Critique de Marvic (Normandie, Inscrite le 23 novembre 2008, 66 ans) - 22 juillet 2019

La vie est heureuse à Akuré pour cette famille nigériane aisée et instruite. Les quatre grands frères forment une fratrie unie, les plus jeunes comptant sur les aînés. Sachant que deux petits suivent, la maman a beaucoup à faire en plus de vendre ses fruits au marché.
Jusqu’au jour où le père est muté à Lagos ; il donne ses consignes, et rentre un week-end sur deux.
Le jour où il apprend que ses fils sont allés pêcher, la punition, le Tribut, est terrible et violente.
Quelque chose est en train de changer au coeur de cette famille.
Mais c’est surtout, la parole d’Abulu, pas Abulu le fou "à la folie ordinaire", mais Abulu le prophète, "sa deuxième forme de folie extraordinaire", qui va semer le malheur au sein de cette famille unie.

Intéressée au début par ce que je pensais être un captivant roman autobiographique, j’ai été comme les lecteurs précédents, emportée dans un fascinant voyage, dans cette confrontation de deux mondes, un mélange de rationnel et d’irrationnel, de croyances plus fortes que la religion imposée.
"Le christianisme avait beau avoir balayé le pays igbo, des miettes de religion traditionnelle avaient échappé au balai."

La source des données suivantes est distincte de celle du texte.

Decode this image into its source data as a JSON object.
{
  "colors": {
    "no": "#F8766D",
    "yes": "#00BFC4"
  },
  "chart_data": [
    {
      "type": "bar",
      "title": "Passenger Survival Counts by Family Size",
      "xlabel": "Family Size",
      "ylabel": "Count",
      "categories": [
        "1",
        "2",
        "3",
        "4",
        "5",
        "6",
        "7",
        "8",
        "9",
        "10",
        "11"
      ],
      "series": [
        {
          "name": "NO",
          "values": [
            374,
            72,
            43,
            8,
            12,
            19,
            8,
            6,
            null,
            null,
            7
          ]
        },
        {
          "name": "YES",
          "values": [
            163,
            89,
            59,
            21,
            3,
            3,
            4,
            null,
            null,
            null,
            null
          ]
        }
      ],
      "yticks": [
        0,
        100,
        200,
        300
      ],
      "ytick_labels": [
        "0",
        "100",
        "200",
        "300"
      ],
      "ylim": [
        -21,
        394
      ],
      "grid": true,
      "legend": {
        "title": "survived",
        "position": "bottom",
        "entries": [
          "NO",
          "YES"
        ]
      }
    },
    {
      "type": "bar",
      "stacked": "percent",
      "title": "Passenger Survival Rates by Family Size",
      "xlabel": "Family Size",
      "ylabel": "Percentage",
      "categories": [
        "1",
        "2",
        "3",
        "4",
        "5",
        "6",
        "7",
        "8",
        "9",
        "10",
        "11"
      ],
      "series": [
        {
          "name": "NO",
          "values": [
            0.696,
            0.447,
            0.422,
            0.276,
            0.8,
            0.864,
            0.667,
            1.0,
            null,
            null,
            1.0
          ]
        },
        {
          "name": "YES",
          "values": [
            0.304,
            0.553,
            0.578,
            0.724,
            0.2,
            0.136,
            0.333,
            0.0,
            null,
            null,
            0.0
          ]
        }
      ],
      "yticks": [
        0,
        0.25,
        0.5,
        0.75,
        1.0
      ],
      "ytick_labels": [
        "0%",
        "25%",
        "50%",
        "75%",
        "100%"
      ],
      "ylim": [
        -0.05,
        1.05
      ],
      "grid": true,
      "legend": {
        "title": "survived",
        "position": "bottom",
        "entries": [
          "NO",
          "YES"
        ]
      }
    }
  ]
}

Le récit de Ben(jamin), le plus jeune des 4 frères après Ikenna, Boja, Obembe, nous emporte dans un roman envoûtant et puissant.
Superbe découverte.

Malédiction au Nigéria

8 étoiles

Critique de Tistou (, Inscrit le 10 mai 2004, 68 ans) - 16 juillet 2019

Chigozie Obioma est nigérian et Les pêcheurs son premier roman. Un coup de maître peut-on dire tant l’originalité de l’histoire est puissante et le style, assez proche du conte africain finalement (on pense notamment à Alain Mabanckou, dans la filiation), suffisamment libre pour être tour à tour très explicite et matériel puis évanescent et limite onirique.
Il faut dire que Chigozie Obioma fait raconter l’histoire par Benjamin, le quatrième garçon de la famille, qui a neuf ans quand commence l’histoire. Et il trouve des accents propres à l’enfance pour raconter et analyser le drame qui va se jouer, on ne s’étonnera donc pas qu’il soit parfois à la limite de l’onirisme.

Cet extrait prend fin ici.